Coinbase users will soon be able to buy and trade Stellar Lumens (XLM), the native cryptocurrency of the Stellar blockchain, on Coinbase Pro. In a Medium post published earlier today, the leading U.S.’ leading custodial service announced that Stellar services will be “immediately available” in all supported jurisdictions, with the exception of New York State.
According to the announcement, inbound transfers of XLM will be enabled starting at 1 p.m. PST. As with previous listings, trading functionality will be enabled in stages, to prevent front-running and market manipulation. Approximately twelve hours after deposits begin, users will be post trading orders, and the exchange will begin matching them. Full trading will only become available after each of these stages has been completed.
Although the distribution of lumens does not follow the letter of Coinbase’s Digital Asset Framework, the Stellar vision is closely aligned with that of Coinbase. According to the announcement:
“Stellar aims to connect banks, payment systems and individuals quickly and reliably. Since its launch in 2014, its vision has been to unite the world’s financial infrastructure so that money can flow quickly and cheaply between banks, businesses, and people. The Internet connected the world’s computers so that information could be shared globally. Stellar aims to do the same for money.”
More Drama Ahead?
The announcement resolves one of the last cliffhangers which Coinbase initiated early last year. Shortly after listing Bitcoin Cash (BCH) and Ethereum Classic (ETC), the San Francisco-based wallet service announced its intention to gradually list five popular tokens: 0x, Basic Attention Token, Zcash, Stellar and Cardano (ADA). Following today’s announcement, Cardano (ADA) is the only one which has not yet been listed.
Other tokens, including the dollar-backed Circle USD, and Ripple’s XRP token, have also been listed, but not all of them have proceeded seamlessly.
The most recent listing, XRP, was met with widespread complaints by users whose deposits had been misplaced. Because these users had used incorrect “destination tags,” the exchange said, these deposits were “permanently lost.”

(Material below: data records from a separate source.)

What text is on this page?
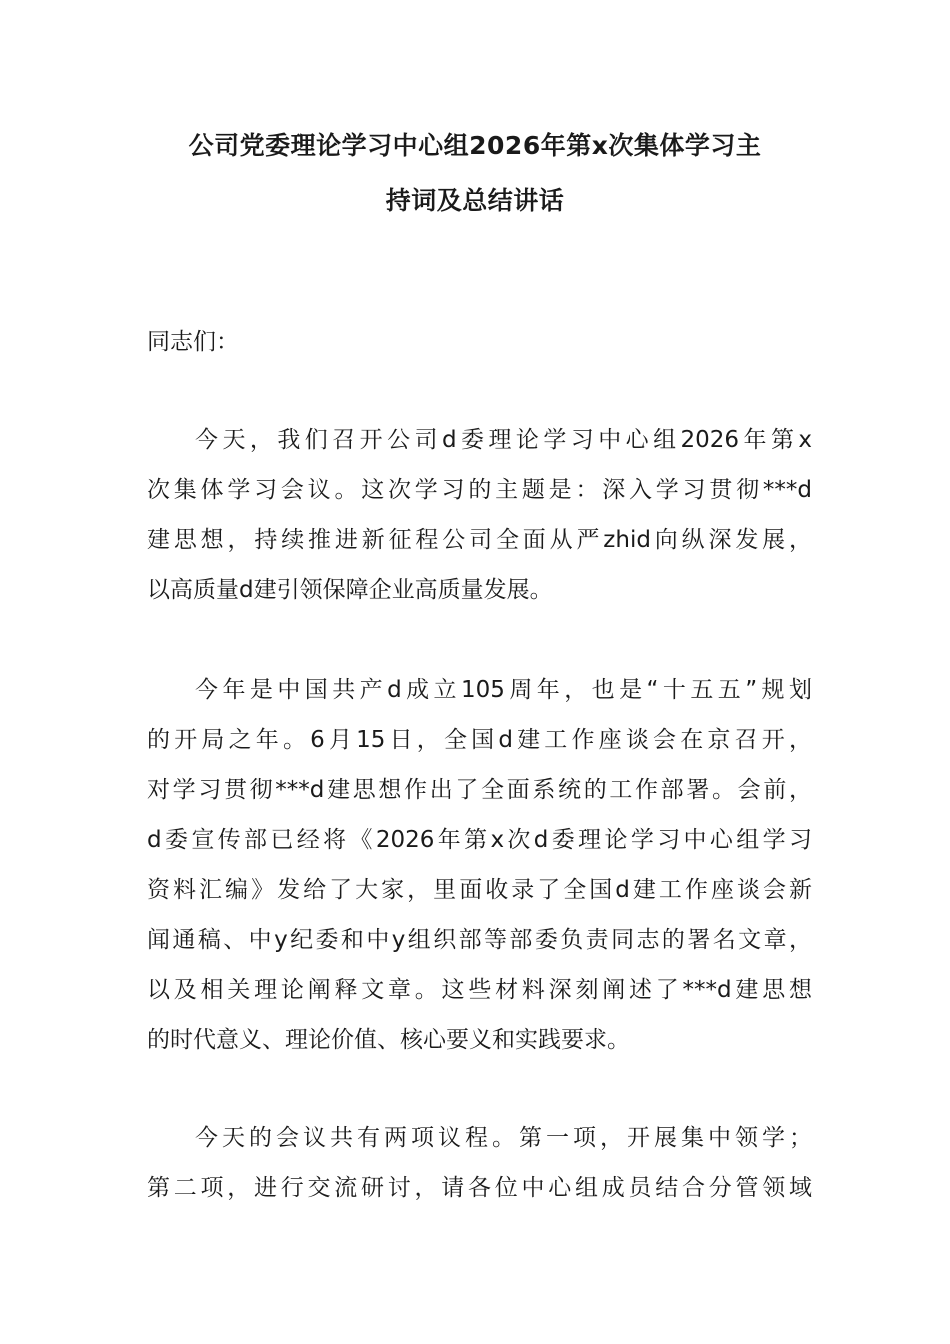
公司党委理论学习中心组2026年第x次集体学习主
持词及总结讲话

同志们：

今天，我们召开公司d委理论学习中心组2026年第x
次集体学习会议。这次学习的主题是：深入学习贯彻***d
建思想，持续推进新征程公司全面从严zhid向纵深发展，
以高质量d建引领保障企业高质量发展。
今年是中国共产d成立105周年，也是“十五五”规划
的开局之年。6月15日，全国d建工作座谈会在京召开，
对学习贯彻***d建思想作出了全面系统的工作部署。会前，
d委宣传部已经将《2026年第x次d委理论学习中心组学习
资料汇编》发给了大家，里面收录了全国d建工作座谈会新
闻通稿、中y纪委和中y组织部等部委负责同志的署名文章，
以及相关理论阐释文章。这些材料深刻阐述了***d建思想
的时代意义、理论价值、核心要义和实践要求。
今天的会议共有两项议程。第一项，开展集中领学；
第二项，进行交流研讨，请各位中心组成员结合分管领域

Like XRP, the Stellar protocol uses destination tags, and Coinbase has warned traders that this field must be correctly filled in order for deposits to be credited. “Please note that inbound transfers require the specification of an XLM memo,“ the exchange said in the announcement.
If the XRP listing is any indication, today’s announcement could be followed by more unhappy Stellar hodlers.
The author is invested in Stellar and XRP, which are mentioned in this article.